The structure of the chapter works well with the examples Klein and D’Ignazio use to illustrate how these approaches can change data collection for the better, and why this change matters. For a reader with little experience with data, the examples ground the arguments without veering into disciplinary jargon, and the argument builds on itself throughout the course of the chapter. Klein and D’Ignazio also do an excellent job interrogating both the projects they highlight and their own assumptions. At the end of the book, they provide an “audit” of their citations, demonstrating that their work often falls short of their goal of using examples from people of color and trans people. However, they interrogate the examples they are using, pointing out where these projects fail to live up to their own principles. This careful critique ensures that each example is intentional, chosen for quality rather than fitting a self-assigned quota, and is challenged when necessary.

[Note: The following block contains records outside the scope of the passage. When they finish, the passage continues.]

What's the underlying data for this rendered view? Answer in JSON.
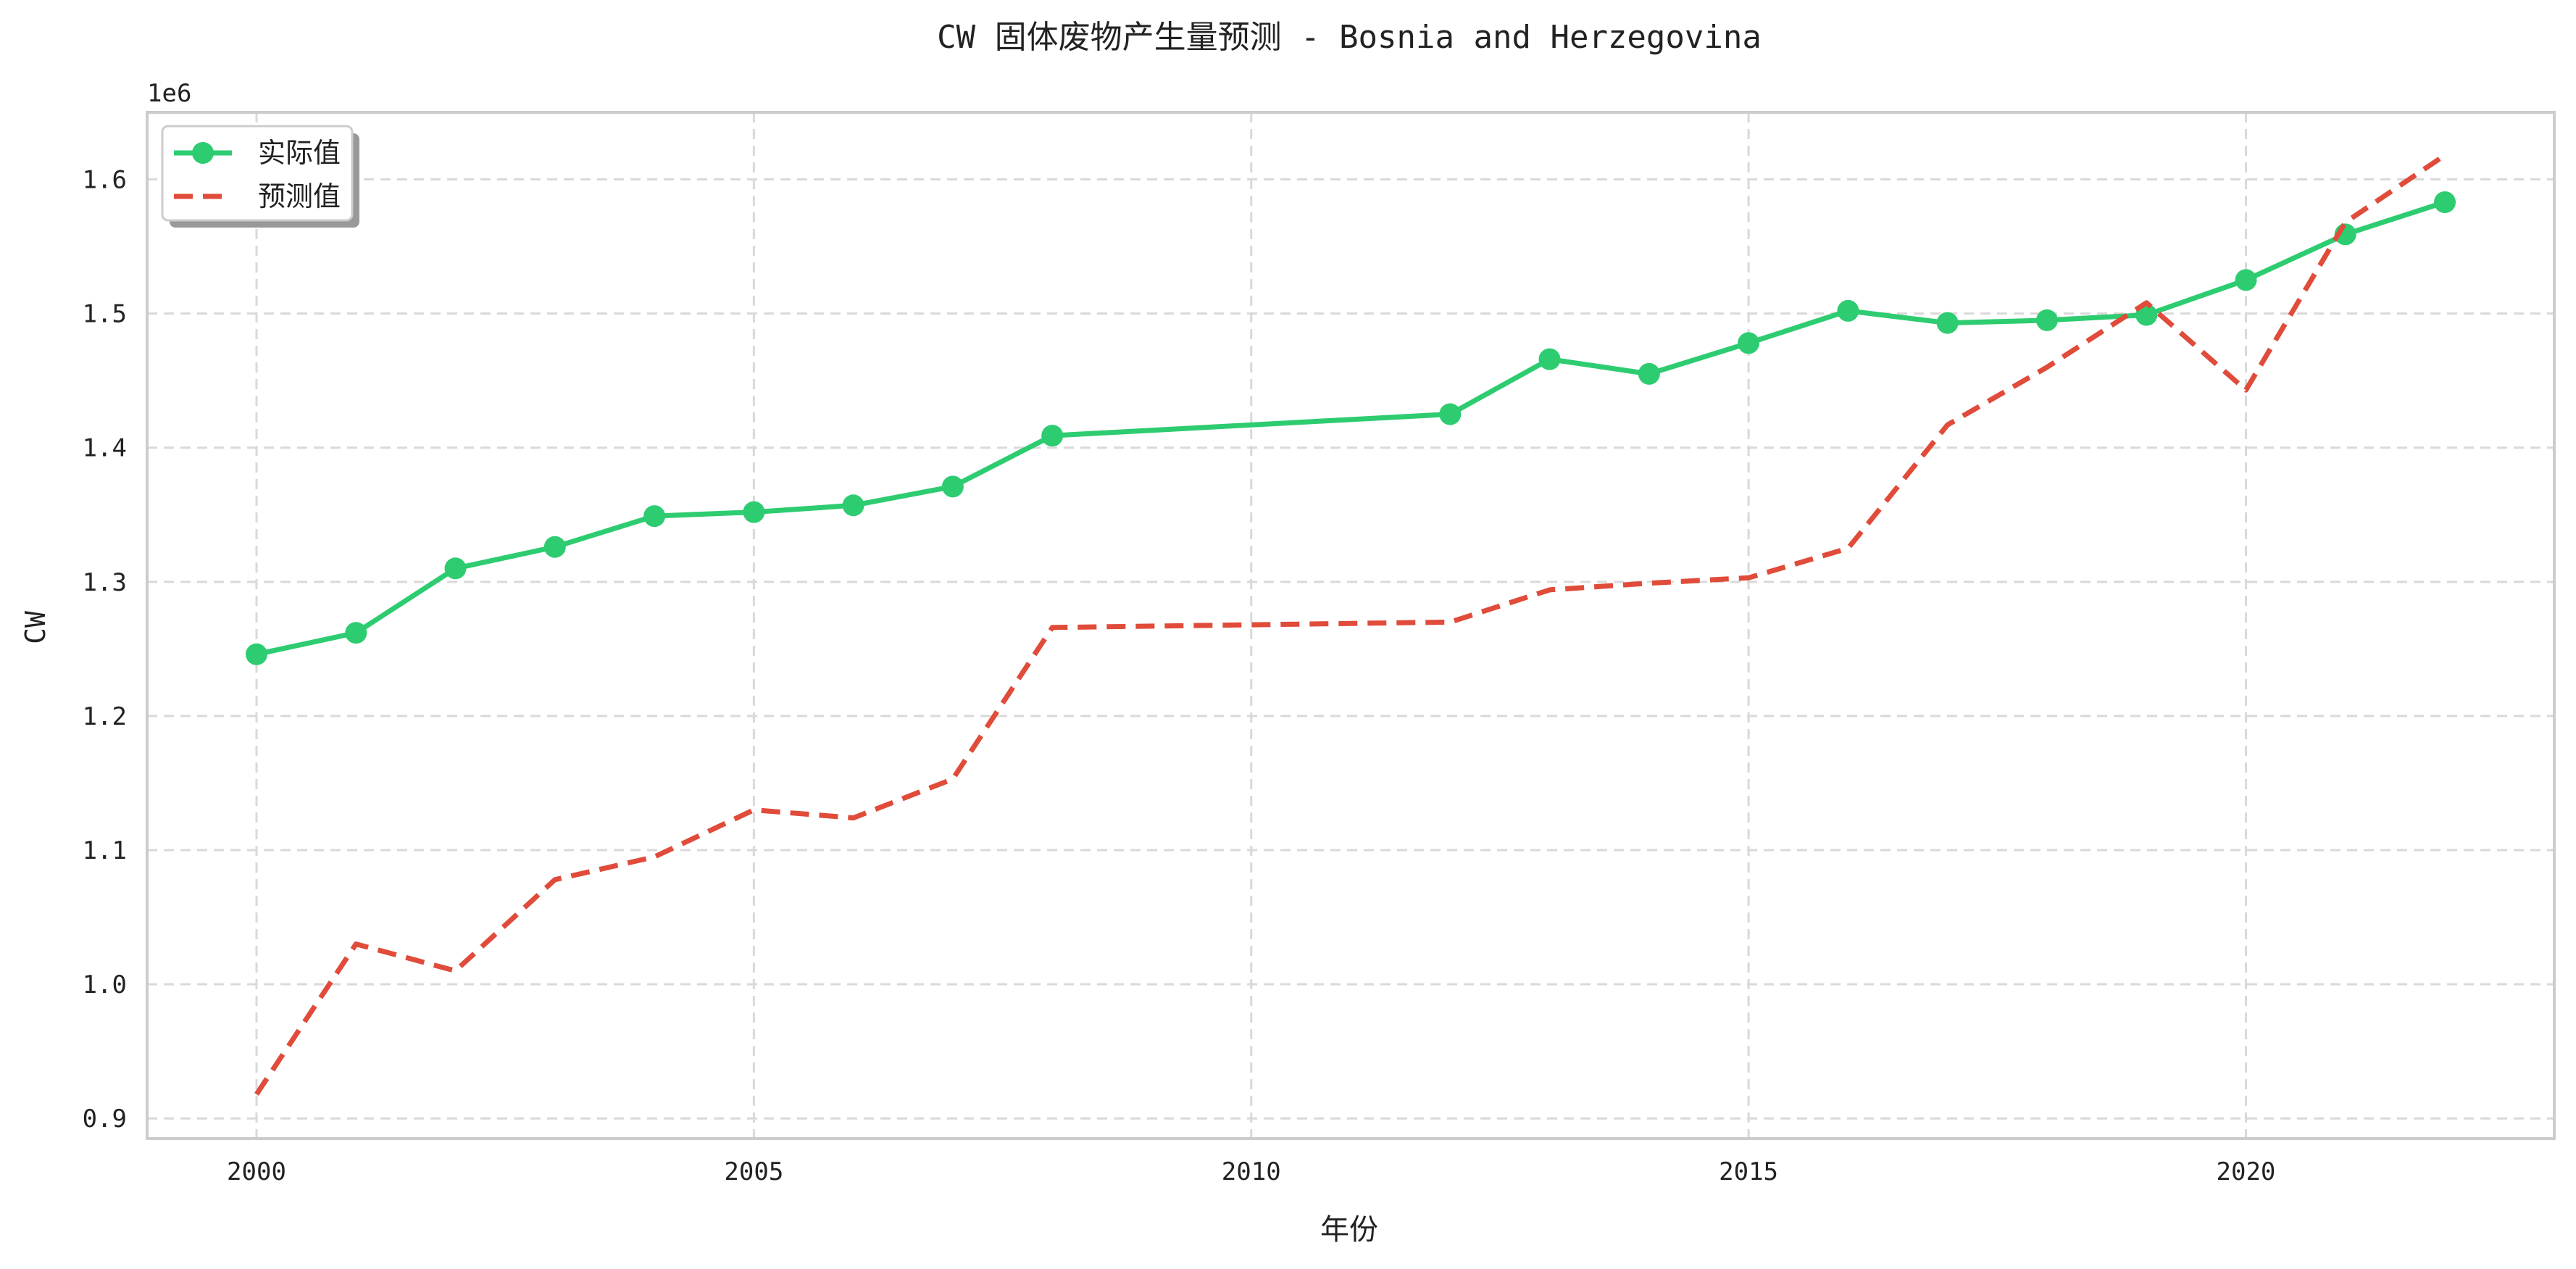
{
  "chart_data": {
    "type": "line",
    "title": "CW 固体废物产生量预测 - Bosnia and Herzegovina",
    "xlabel": "年份",
    "ylabel": "CW",
    "y_offset_label": "1e6",
    "xlim": [
      1998.9,
      2023.1
    ],
    "ylim": [
      0.885,
      1.65
    ],
    "x_ticks": [
      2000,
      2005,
      2010,
      2015,
      2020
    ],
    "y_ticks": [
      0.9,
      1.0,
      1.1,
      1.2,
      1.3,
      1.4,
      1.5,
      1.6
    ],
    "y_tick_labels": [
      "0.9",
      "1.0",
      "1.1",
      "1.2",
      "1.3",
      "1.4",
      "1.5",
      "1.6"
    ],
    "grid": true,
    "legend_position": "top-left",
    "series": [
      {
        "name": "实际值",
        "color": "#2ecc71",
        "style": "solid-markers",
        "points": [
          [
            2000,
            1.246
          ],
          [
            2001,
            1.262
          ],
          [
            2002,
            1.31
          ],
          [
            2003,
            1.326
          ],
          [
            2004,
            1.349
          ],
          [
            2005,
            1.352
          ],
          [
            2006,
            1.357
          ],
          [
            2007,
            1.371
          ],
          [
            2008,
            1.409
          ],
          [
            2012,
            1.425
          ],
          [
            2013,
            1.466
          ],
          [
            2014,
            1.455
          ],
          [
            2015,
            1.478
          ],
          [
            2016,
            1.502
          ],
          [
            2017,
            1.493
          ],
          [
            2018,
            1.495
          ],
          [
            2019,
            1.499
          ],
          [
            2020,
            1.525
          ],
          [
            2021,
            1.559
          ],
          [
            2022,
            1.583
          ]
        ]
      },
      {
        "name": "预测值",
        "color": "#e04b3a",
        "style": "dashed",
        "points": [
          [
            2000,
            0.918
          ],
          [
            2001,
            1.03
          ],
          [
            2002,
            1.01
          ],
          [
            2003,
            1.078
          ],
          [
            2004,
            1.095
          ],
          [
            2005,
            1.13
          ],
          [
            2006,
            1.124
          ],
          [
            2007,
            1.153
          ],
          [
            2008,
            1.266
          ],
          [
            2012,
            1.27
          ],
          [
            2013,
            1.294
          ],
          [
            2014,
            1.299
          ],
          [
            2015,
            1.303
          ],
          [
            2016,
            1.325
          ],
          [
            2017,
            1.417
          ],
          [
            2018,
            1.46
          ],
          [
            2019,
            1.508
          ],
          [
            2020,
            1.443
          ],
          [
            2021,
            1.568
          ],
          [
            2022,
            1.618
          ]
        ]
      }
    ]
  }
}
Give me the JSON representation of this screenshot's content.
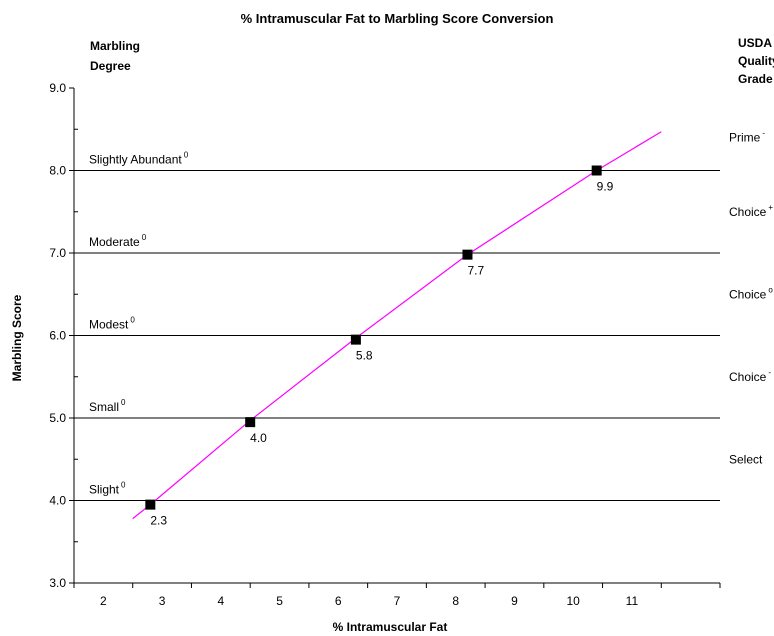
{
  "chart_data": {
    "type": "line",
    "title": "% Intramuscular Fat to Marbling Score Conversion",
    "xlabel": "% Intramuscular Fat",
    "ylabel": "Marbling Score",
    "left_header": [
      "Marbling",
      "Degree"
    ],
    "right_header": [
      "USDA",
      "Quality",
      "Grade"
    ],
    "xlim": [
      1,
      12
    ],
    "ylim": [
      3.0,
      9.0
    ],
    "x_ticks": [
      "2",
      "3",
      "4",
      "5",
      "6",
      "7",
      "8",
      "9",
      "10",
      "11"
    ],
    "y_ticks": [
      "3.0",
      "4.0",
      "5.0",
      "6.0",
      "7.0",
      "8.0",
      "9.0"
    ],
    "marbling_degrees": [
      {
        "label": "Slight",
        "sup": "0",
        "y": 4.0
      },
      {
        "label": "Small",
        "sup": "0",
        "y": 5.0
      },
      {
        "label": "Modest",
        "sup": "0",
        "y": 6.0
      },
      {
        "label": "Moderate",
        "sup": "0",
        "y": 7.0
      },
      {
        "label": "Slightly Abundant",
        "sup": "0",
        "y": 8.0
      }
    ],
    "quality_grades": [
      {
        "label": "Select",
        "sup": "",
        "y": 4.5
      },
      {
        "label": "Choice",
        "sup": "-",
        "y": 5.5
      },
      {
        "label": "Choice",
        "sup": "o",
        "y": 6.5
      },
      {
        "label": "Choice",
        "sup": "+",
        "y": 7.5
      },
      {
        "label": "Prime",
        "sup": "-",
        "y": 8.4
      }
    ],
    "curve": {
      "color": "#ff00ff",
      "x": [
        2.0,
        2.3,
        4.0,
        5.8,
        7.7,
        9.9,
        11.0
      ],
      "y": [
        3.78,
        3.95,
        4.97,
        5.97,
        6.98,
        8.0,
        8.47
      ]
    },
    "points": {
      "x": [
        2.3,
        4.0,
        5.8,
        7.7,
        9.9
      ],
      "y": [
        3.95,
        4.95,
        5.95,
        6.98,
        8.0
      ],
      "labels": [
        "2.3",
        "4.0",
        "5.8",
        "7.7",
        "9.9"
      ],
      "color": "#000000"
    }
  }
}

As a reader with a cultural studies background, I am familiar—at least in concept—with the theory that Klein and D’Ignazio invoke in this book. I have spent time studying and engaging with questions of power and how it is wielded. The chapter provides plenty of footholds for my theory-driven experience, particularly in their exhortation to interrupt the workings of patriarchal power in the way that data is taught. But my work in humanities fields has left me with little experience personally gathering and analyzing the kind of numbers and statistics that the word “data” evokes. The examples throughout the chapter—and particularly the touchstone example of the DGEI map—help make the chapter accessible even to a reader like myself unfamiliar with the details of STEM fields and the quantitative measurements they require. Accessible, however, does not mean unchallenging. Regardless of how much experience its readers may have with data, or what fields we might be coming from, this chapter challenges us, just as the authors challenge themselves, to do better: to change our approaches, to examine our assumptions, and to imagine new ways of working with and teaching data.